Rudolph Cornelius Wiedoeft (January 3, 1893 – February 18, 1940) was an American saxophonist whose compositions and solos on recordings helped popularize the instrument.

==Biography==
Born in Detroit, Michigan, the son of German immigrants, at a young age Wiedoeft started playing with his family orchestra, first using a violin, then a clarinet. He relocated to New York City and, after a series of successful clarinet recordings with his Frisco Jass Band, switched to saxophone, then still an unusual instrument. He became known as a virtuoso saxophonist during the 1910s, made more than 300 recordings for many different record companies, and did much to popularize the saxophone as an instrument in both the U.S. and overseas. His main instrument was the C melody saxophone, a variety which was immensely popular from the 1910s until about 1930. He also played and recorded sometimes using E-flat alto and B-flat soprano saxophones as well.

His style was noted for very rapid runs of well-articulated notes in between long legato phrases in a ragtime influenced style. The rapidly articulated notes were made possible by the advanced techniques of double-tonguing and triple-tonguing, similar to those used by brass (trumpet, trombone, etc.) players and flutists. He was also known for his style of vibrato, which was very wide during the later years of his playing. During his earlier years, Wiedoeft's use of vibrato was quite spare. Wiedoeft employed several other 'sound effects,' such as slap tonguing and "laughing" (altering/bending the pitch of the note) through his horn, and alongside his very distinguishable vibrato, became a part of his musical repertoire. While he incorporated some elements of early jazz into his playing, he remained stylistically a pre-jazz artist. Some of his original compositions were successes, notably Valse Erica, Valse Llewellyn, Saxema, Saxophobia, and Sax-o-Phun.

He remained a very popular entertainer into the 1920s and performed regularly by radio, but his style started to sound more and more dated to the public as his career continued into the 1930s.

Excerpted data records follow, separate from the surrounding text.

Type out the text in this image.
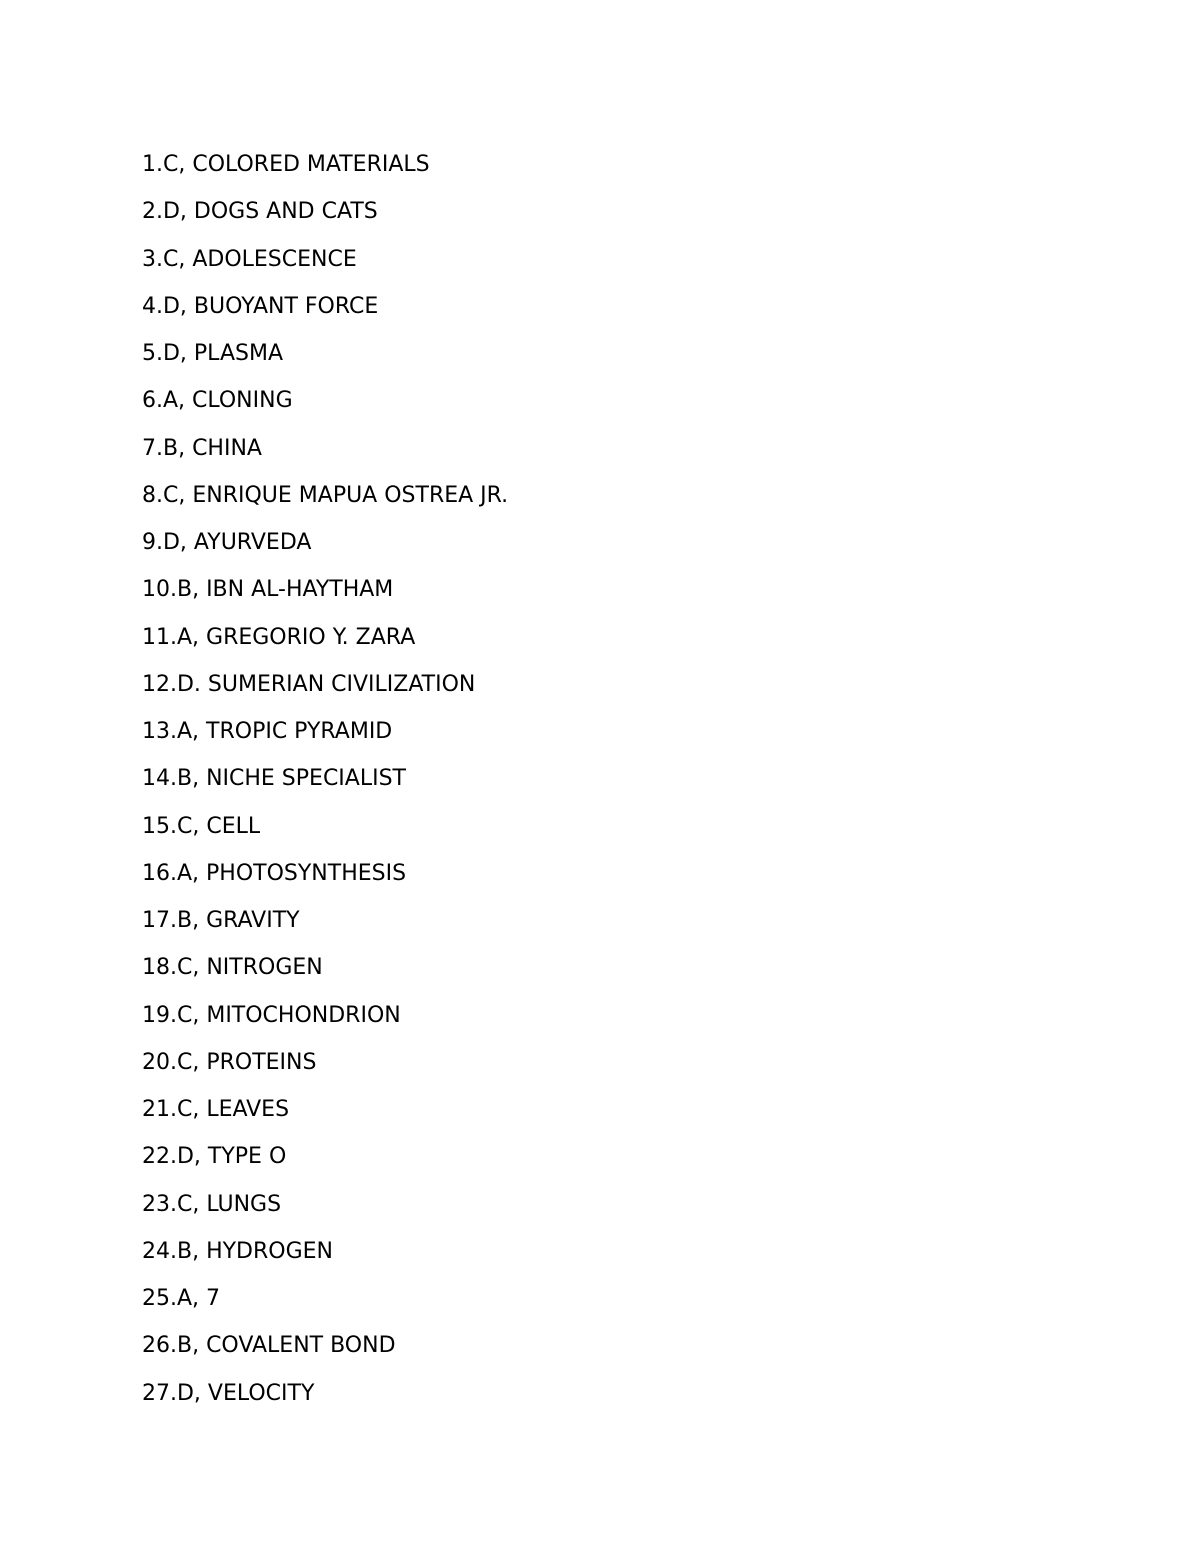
1.C, COLORED MATERIALS
2.D, DOGS AND CATS
3.C, ADOLESCENCE
4.D, BUOYANT FORCE
5.D, PLASMA
6.A, CLONING
7.B, CHINA
8.C, ENRIQUE MAPUA OSTREA JR.
9.D, AYURVEDA
10.B, IBN AL-HAYTHAM
11.A, GREGORIO Y. ZARA
12.D. SUMERIAN CIVILIZATION
13.A, TROPIC PYRAMID
14.B, NICHE SPECIALIST
15.C, CELL
16.A, PHOTOSYNTHESIS
17.B, GRAVITY
18.C, NITROGEN
19.C, MITOCHONDRION
20.C, PROTEINS
21.C, LEAVES
22.D, TYPE O
23.C, LUNGS
24.B, HYDROGEN
25.A, 7
26.B, COVALENT BOND
27.D, VELOCITY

He worked for a while in Rudy Vallee's band, then for a while in France. From the mid-1930s on, he essentially stopped playing and was involved in several mining investments that were not successful.

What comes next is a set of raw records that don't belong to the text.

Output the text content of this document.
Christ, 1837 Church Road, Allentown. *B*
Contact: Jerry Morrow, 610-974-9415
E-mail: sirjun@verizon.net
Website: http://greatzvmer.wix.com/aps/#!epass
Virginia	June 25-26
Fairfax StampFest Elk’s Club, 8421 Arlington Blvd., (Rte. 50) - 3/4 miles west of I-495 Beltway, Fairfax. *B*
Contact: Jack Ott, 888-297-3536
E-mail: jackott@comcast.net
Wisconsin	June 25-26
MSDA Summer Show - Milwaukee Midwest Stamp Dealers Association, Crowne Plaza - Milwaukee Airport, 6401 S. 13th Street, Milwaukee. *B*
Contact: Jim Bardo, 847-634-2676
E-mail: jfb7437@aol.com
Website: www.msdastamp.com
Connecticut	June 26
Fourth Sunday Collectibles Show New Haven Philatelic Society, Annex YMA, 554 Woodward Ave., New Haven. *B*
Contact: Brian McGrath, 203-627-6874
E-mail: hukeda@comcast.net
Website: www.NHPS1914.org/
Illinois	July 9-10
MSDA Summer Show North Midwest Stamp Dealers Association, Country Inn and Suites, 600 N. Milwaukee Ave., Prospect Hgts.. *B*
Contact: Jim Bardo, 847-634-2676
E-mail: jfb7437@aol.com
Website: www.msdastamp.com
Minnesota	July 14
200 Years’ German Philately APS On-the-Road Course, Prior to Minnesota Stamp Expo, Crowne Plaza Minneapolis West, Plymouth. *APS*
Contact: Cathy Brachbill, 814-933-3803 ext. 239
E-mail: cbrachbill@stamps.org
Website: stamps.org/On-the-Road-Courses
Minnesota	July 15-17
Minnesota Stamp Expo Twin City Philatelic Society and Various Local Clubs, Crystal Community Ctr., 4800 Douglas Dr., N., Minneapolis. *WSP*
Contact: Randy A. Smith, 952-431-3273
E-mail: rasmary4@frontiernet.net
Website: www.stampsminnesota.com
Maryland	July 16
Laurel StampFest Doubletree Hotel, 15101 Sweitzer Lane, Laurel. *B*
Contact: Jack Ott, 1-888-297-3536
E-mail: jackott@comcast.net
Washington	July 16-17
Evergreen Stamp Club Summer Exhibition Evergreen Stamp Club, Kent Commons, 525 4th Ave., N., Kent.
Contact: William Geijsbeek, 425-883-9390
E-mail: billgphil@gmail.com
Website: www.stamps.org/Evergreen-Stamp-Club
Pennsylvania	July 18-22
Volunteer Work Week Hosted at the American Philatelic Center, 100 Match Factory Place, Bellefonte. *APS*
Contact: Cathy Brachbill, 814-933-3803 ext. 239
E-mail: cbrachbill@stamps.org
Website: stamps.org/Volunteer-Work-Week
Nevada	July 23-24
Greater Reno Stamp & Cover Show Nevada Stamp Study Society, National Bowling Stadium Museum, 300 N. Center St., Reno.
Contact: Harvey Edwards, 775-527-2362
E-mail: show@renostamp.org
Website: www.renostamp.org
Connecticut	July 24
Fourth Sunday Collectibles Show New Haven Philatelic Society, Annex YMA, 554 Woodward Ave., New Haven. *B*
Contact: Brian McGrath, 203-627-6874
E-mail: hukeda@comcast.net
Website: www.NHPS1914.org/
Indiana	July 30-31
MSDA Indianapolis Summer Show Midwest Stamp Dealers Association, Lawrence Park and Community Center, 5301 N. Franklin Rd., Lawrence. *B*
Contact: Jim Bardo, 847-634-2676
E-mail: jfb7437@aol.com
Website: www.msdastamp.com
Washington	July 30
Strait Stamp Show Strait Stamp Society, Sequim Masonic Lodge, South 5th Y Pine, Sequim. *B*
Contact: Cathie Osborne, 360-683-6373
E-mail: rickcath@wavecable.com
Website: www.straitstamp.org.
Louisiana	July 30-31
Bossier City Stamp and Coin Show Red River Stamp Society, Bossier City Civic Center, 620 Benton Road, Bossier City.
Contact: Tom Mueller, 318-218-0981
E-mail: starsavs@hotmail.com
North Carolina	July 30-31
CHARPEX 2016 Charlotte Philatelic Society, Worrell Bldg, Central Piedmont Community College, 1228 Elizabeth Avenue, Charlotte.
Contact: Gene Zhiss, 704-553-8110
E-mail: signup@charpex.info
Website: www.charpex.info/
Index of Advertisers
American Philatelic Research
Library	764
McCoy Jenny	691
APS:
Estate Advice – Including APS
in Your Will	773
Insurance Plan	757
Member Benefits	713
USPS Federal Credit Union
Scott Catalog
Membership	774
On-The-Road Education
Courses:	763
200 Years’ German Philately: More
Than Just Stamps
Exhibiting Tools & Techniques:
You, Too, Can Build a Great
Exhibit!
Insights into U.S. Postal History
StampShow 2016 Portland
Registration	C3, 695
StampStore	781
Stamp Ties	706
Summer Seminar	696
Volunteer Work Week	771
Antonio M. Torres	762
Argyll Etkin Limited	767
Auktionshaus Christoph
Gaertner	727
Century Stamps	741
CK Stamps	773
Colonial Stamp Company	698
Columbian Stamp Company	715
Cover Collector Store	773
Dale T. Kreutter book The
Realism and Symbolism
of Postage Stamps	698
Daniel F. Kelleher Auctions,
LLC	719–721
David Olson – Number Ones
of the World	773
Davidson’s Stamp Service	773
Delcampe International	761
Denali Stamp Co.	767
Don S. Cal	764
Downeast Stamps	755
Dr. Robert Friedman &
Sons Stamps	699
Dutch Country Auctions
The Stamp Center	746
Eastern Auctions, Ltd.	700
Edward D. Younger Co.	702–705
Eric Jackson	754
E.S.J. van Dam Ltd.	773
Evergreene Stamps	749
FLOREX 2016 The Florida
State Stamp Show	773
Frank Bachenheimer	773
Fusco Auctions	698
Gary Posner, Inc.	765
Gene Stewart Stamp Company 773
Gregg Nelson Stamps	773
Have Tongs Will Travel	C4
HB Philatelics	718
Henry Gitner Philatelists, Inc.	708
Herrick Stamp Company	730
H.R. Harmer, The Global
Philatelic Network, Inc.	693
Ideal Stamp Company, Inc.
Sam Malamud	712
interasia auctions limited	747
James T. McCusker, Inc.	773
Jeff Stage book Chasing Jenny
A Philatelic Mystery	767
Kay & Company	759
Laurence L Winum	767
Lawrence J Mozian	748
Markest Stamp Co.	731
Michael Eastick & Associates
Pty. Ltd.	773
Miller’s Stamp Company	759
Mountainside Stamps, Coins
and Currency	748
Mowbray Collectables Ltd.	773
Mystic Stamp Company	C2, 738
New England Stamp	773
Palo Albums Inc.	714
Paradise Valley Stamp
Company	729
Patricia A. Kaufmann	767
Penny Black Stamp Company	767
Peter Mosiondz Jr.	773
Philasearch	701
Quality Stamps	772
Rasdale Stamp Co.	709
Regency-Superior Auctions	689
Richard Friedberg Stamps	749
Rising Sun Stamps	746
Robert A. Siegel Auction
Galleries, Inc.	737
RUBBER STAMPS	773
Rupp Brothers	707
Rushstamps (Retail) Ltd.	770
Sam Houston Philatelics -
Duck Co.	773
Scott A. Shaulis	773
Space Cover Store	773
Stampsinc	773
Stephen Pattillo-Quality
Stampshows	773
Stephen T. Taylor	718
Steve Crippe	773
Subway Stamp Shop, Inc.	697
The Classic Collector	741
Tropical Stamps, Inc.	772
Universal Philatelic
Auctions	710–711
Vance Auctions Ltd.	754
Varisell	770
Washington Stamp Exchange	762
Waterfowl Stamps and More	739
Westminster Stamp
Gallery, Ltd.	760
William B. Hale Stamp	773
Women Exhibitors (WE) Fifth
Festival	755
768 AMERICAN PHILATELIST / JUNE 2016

Rudy and his wife Mary Wiedoeft had a difficult relationship partially due to difficulties of maintaining their rather flamboyant lifestyle and alcohol abuse. During 1937, he was nearly killed when he was stabbed by his wife. The couple reconciled, however, and during the same year, Rudy made his last radio performance.

He died in Flushing, New York, on February 18, 1940, from cirrhosis of the liver.

==Legacy==
Before 1920, the Holton Instrument Company adapted features from existing production model saxophones and marketed them as the "Rudy Wiedoeft Model". However, it is doubtful Wiedoeft actually performed with such instruments.

Several of Wiedoeft's siblings also became professional musicians, the most famous being West coast bandleader Herb Wiedoeft (1886–1928).